This has probably been on SD before but I’m sure there are people who have never seen it and may find it interesting.
Can someone explain how it works? Why has everyone’s debt been cleaned up, and how does everyone win?
A rich Russian tourist arrives in the foyer of the small local hotel. He asks for a room and puts a 100 note on the reception counter, takes a key and goes to inspect the room located up the stairs on the third floor.
The hotel owner takes the banknote in a hurry and rushes to his meat supplier to whom he owes 100.
The butcher takes the money and races to his supplier to pay his debt.
The wholesaler rushes to the farmer to pay 100 for pigs he purchased some time ago.
The farmer triumphantly gives the 100 note to a local prostitute who gave him her services on credit.
The prostitute goes quickly to the hotel, as she was owing the hotel for her hourly room use to entertain clients.
At that moment, the rich Russian is coming down to reception. He informs the hotel owner that the proposed room is unsatisfactory. He takes back his 100 note and departs.
There was no profit or income. But everyone no longer has any debt and the small townspeople look optimistically towards their future.
The Three Stooges used a smaller version of this in one of their skits. One of them somehow acquires some money, exactly half what he owes one of the other stooges. They then pass the money around among themselves, two full circuits, with each hand-off discharging half the original debt that each owes the next. At the end, they are all paid off and the one who got the money in the first place still has it.
If any of them know it, then A can say “hey look, if I pay myself I dollar, I cancel a dollar of your debts too ! Consider it done !”
In the OP’s situation, the prostitute could have simply bartered … one service for another.

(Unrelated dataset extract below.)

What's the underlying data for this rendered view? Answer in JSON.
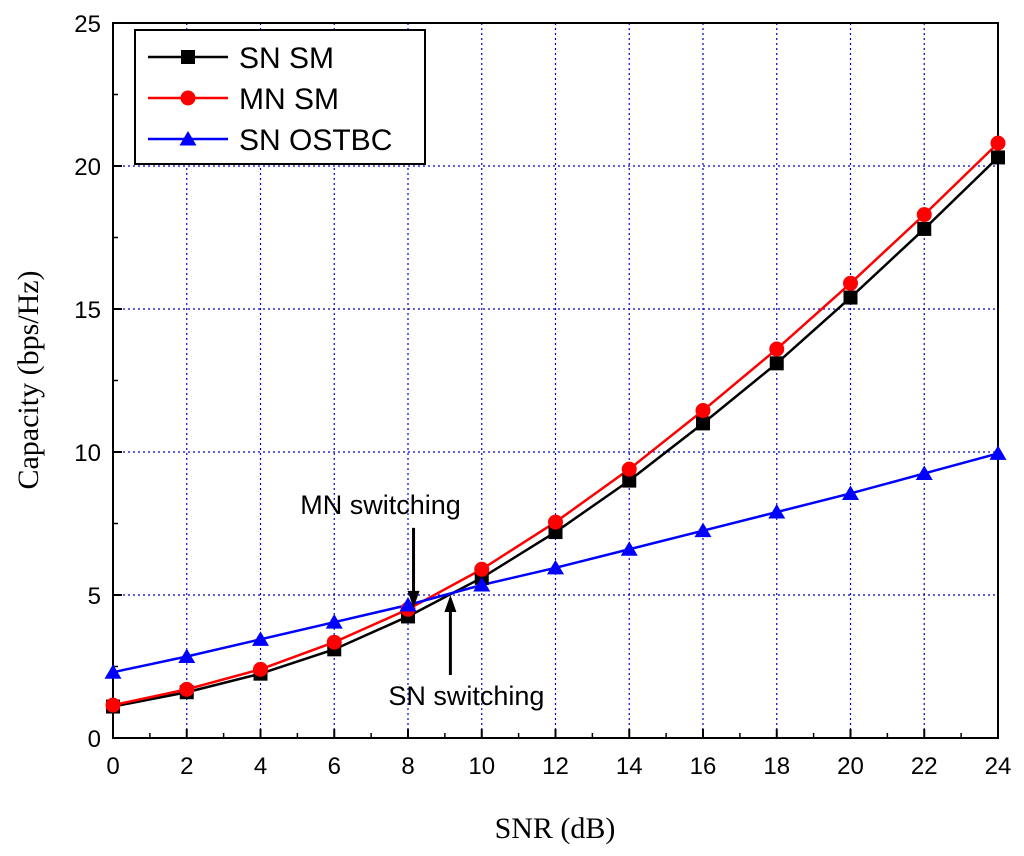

The money wasn’t ever needed, because it was A swaps services with B.
But in the butcher-wholesaler-farmer ring … well it some coincidence that the value of each was $100 … thats not due to the Russian or its source being in a client of the hotel… Its too much of a coincidence… ordinarily someone has a bit of profit. But there is a profit - the farmer now has 100 pigs to raise… that will be a profit in the future.
The butcher expenses would be a different ledger than the room rental ledger, no? Something like restaurant v. rooms in a hotel? He’ll need to show the income from the diners as well as the income from the hooker. He’s busted.

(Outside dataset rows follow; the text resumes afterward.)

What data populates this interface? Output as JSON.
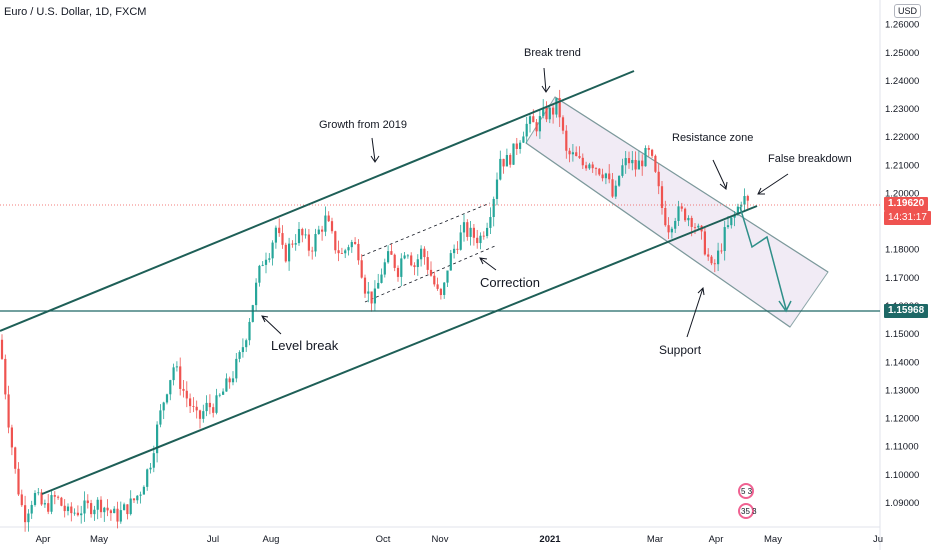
{
  "header": {
    "title": "Euro / U.S. Dollar, 1D, FXCM",
    "currency": "USD"
  },
  "price_badges": {
    "last_price": "1.19620",
    "countdown": "14:31:17",
    "level": "1.15968"
  },
  "chart_data": {
    "type": "candlestick",
    "symbol": "EURUSD",
    "timeframe": "1D",
    "source": "FXCM",
    "x_ticks": [
      "Apr",
      "May",
      "Jul",
      "Aug",
      "Oct",
      "Nov",
      "2021",
      "Mar",
      "Apr",
      "May",
      "Ju"
    ],
    "y_ticks": [
      "1.26000",
      "1.25000",
      "1.24000",
      "1.23000",
      "1.22000",
      "1.21000",
      "1.20000",
      "1.19000",
      "1.18000",
      "1.17000",
      "1.16000",
      "1.15000",
      "1.14000",
      "1.13000",
      "1.12000",
      "1.11000",
      "1.10000",
      "1.09000"
    ],
    "ylim": [
      1.0875,
      1.262
    ],
    "last_price": 1.1962,
    "horizontal_level": 1.15968,
    "annotations": [
      "Break trend",
      "Growth from 2019",
      "Resistance zone",
      "False breakdown",
      "Correction",
      "Level break",
      "Support"
    ],
    "series_anchors": [
      [
        0,
        1.148
      ],
      [
        8,
        1.121
      ],
      [
        16,
        1.099
      ],
      [
        24,
        1.085
      ],
      [
        34,
        1.093
      ],
      [
        44,
        1.088
      ],
      [
        56,
        1.092
      ],
      [
        68,
        1.086
      ],
      [
        84,
        1.088
      ],
      [
        100,
        1.09
      ],
      [
        116,
        1.085
      ],
      [
        132,
        1.09
      ],
      [
        140,
        1.094
      ],
      [
        150,
        1.104
      ],
      [
        158,
        1.118
      ],
      [
        166,
        1.13
      ],
      [
        174,
        1.139
      ],
      [
        182,
        1.131
      ],
      [
        190,
        1.125
      ],
      [
        198,
        1.119
      ],
      [
        206,
        1.124
      ],
      [
        216,
        1.125
      ],
      [
        224,
        1.13
      ],
      [
        232,
        1.135
      ],
      [
        240,
        1.142
      ],
      [
        246,
        1.15
      ],
      [
        252,
        1.16
      ],
      [
        258,
        1.17
      ],
      [
        264,
        1.178
      ],
      [
        270,
        1.18
      ],
      [
        276,
        1.188
      ],
      [
        284,
        1.177
      ],
      [
        292,
        1.183
      ],
      [
        300,
        1.186
      ],
      [
        310,
        1.18
      ],
      [
        318,
        1.186
      ],
      [
        326,
        1.191
      ],
      [
        334,
        1.182
      ],
      [
        342,
        1.178
      ],
      [
        350,
        1.183
      ],
      [
        358,
        1.18
      ],
      [
        366,
        1.165
      ],
      [
        374,
        1.162
      ],
      [
        382,
        1.173
      ],
      [
        390,
        1.178
      ],
      [
        398,
        1.173
      ],
      [
        406,
        1.182
      ],
      [
        414,
        1.174
      ],
      [
        422,
        1.18
      ],
      [
        430,
        1.172
      ],
      [
        438,
        1.164
      ],
      [
        442,
        1.162
      ],
      [
        448,
        1.175
      ],
      [
        456,
        1.182
      ],
      [
        464,
        1.187
      ],
      [
        472,
        1.185
      ],
      [
        480,
        1.184
      ],
      [
        488,
        1.191
      ],
      [
        494,
        1.2
      ],
      [
        500,
        1.213
      ],
      [
        506,
        1.211
      ],
      [
        514,
        1.215
      ],
      [
        522,
        1.222
      ],
      [
        528,
        1.225
      ],
      [
        536,
        1.224
      ],
      [
        544,
        1.228
      ],
      [
        552,
        1.229
      ],
      [
        558,
        1.232
      ],
      [
        566,
        1.214
      ],
      [
        574,
        1.213
      ],
      [
        582,
        1.21
      ],
      [
        590,
        1.212
      ],
      [
        598,
        1.209
      ],
      [
        606,
        1.207
      ],
      [
        614,
        1.197
      ],
      [
        620,
        1.208
      ],
      [
        628,
        1.212
      ],
      [
        636,
        1.209
      ],
      [
        644,
        1.213
      ],
      [
        650,
        1.214
      ],
      [
        656,
        1.205
      ],
      [
        662,
        1.195
      ],
      [
        668,
        1.188
      ],
      [
        676,
        1.193
      ],
      [
        684,
        1.193
      ],
      [
        692,
        1.191
      ],
      [
        700,
        1.185
      ],
      [
        706,
        1.18
      ],
      [
        712,
        1.172
      ],
      [
        718,
        1.178
      ],
      [
        724,
        1.185
      ],
      [
        730,
        1.189
      ],
      [
        736,
        1.193
      ],
      [
        742,
        1.199
      ],
      [
        748,
        1.1962
      ]
    ]
  }
}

And won’t they want to see that ADDITIONAL 100 that went back to the hotel guest - the 100 they already spent for the butcher, and thus puts the hotel at a minus 100?
There was no sale of services, so I can’t see why. Think of it as a credit charge instead, if that helps; there is no sale so the charge is cancelled at no cost to either party.

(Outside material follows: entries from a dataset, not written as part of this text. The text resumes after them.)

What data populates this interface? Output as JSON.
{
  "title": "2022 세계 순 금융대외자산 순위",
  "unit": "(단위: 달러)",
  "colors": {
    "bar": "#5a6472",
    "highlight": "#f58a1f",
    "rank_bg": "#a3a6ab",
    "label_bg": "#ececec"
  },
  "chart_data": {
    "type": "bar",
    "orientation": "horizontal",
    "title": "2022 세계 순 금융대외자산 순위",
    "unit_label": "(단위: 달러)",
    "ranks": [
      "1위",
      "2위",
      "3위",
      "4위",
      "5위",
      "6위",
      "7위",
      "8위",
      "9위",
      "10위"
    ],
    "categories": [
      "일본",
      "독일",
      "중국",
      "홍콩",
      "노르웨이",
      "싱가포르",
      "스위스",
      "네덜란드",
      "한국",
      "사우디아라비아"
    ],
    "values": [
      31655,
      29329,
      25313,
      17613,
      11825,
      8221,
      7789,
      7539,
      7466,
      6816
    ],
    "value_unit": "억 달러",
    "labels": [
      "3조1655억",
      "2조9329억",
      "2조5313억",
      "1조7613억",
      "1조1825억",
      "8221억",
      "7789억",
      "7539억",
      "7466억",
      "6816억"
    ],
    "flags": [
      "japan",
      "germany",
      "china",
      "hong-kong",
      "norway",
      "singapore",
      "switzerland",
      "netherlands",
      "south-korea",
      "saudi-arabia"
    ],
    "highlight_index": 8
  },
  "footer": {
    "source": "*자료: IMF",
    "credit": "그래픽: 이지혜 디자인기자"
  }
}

Let’s try this one more time.
If guest gave hotel 100, and then came back down and got the 100 back, it would be a wash and all is OK.
However, the hotel SPENT the 100. It is gone now. Credit and then debit. No money left in the till.
So, when he comes back and asks for his 100, they have to take the money from somewhere - meaning, from their other income. So the profit of 100 they would have made from the prostitute is now gone, as they have to pay the guest.
So in essence, they never got a PLUS from the prostitute’s payment, and are back to zip profit for the day. It is as if the prostitute never paid, as that 100 went bye bye before it was considered a 100 profit for the day’s work.
The hotel got paid twice - 100 from guest, and 100 from prostitute.
If they give the 100 back to the guest, theoretically, they should still have the 100 from the prostitute.
They don’t. They got screwed, and not in a fun way.
They never actually earn the $100 from the guest, that’s why it’s a credit charge. From the perspective of the guest that money is a loan that is credited to the hotel accounts, and even though it is not revenue for the hotel it can be used to pay bills, and just like with any other loan the creditor will want the money back eventually, which is exactly what happens.
They spent the money from the prostitute paying their bills. They started at -$100, not at $0. By the end of the day, they are up to $0, thanks to the prostitute paying them and enabling them to pay off their debt.
They started at zero - $100 payable (to the butcher) and $100 receivable (from the prostitute). After all is said and done, they end the day at zero - $0 payable and $0 receivable.
Yea, seems pretty straight-forward to me. Everyone in the town starts with 100$ in debt and a 100$ asset (the loans owed to them by other people), all accounts are balanced both before and after the transactions, and no one ends up any worse or better off because the Russian came to town, at least on paper. If people were willing to take transferred loans in lieu of payment, they could settle all accounts without the Russian’s cash.
Its basically a demonstration of the usefulness of liquidity. Everyone has a zero balance sheet, but because part of their assets aren’t tradable, they can’t pay off their loans. Its like if I don’t have any cash and owe you 100$, but do have 100$ worth of beef, I still have a problem if your not willing to take beef in payment. I still need a liquid assets to actually pay off my debts, even though on paper my assets balance my liabilities.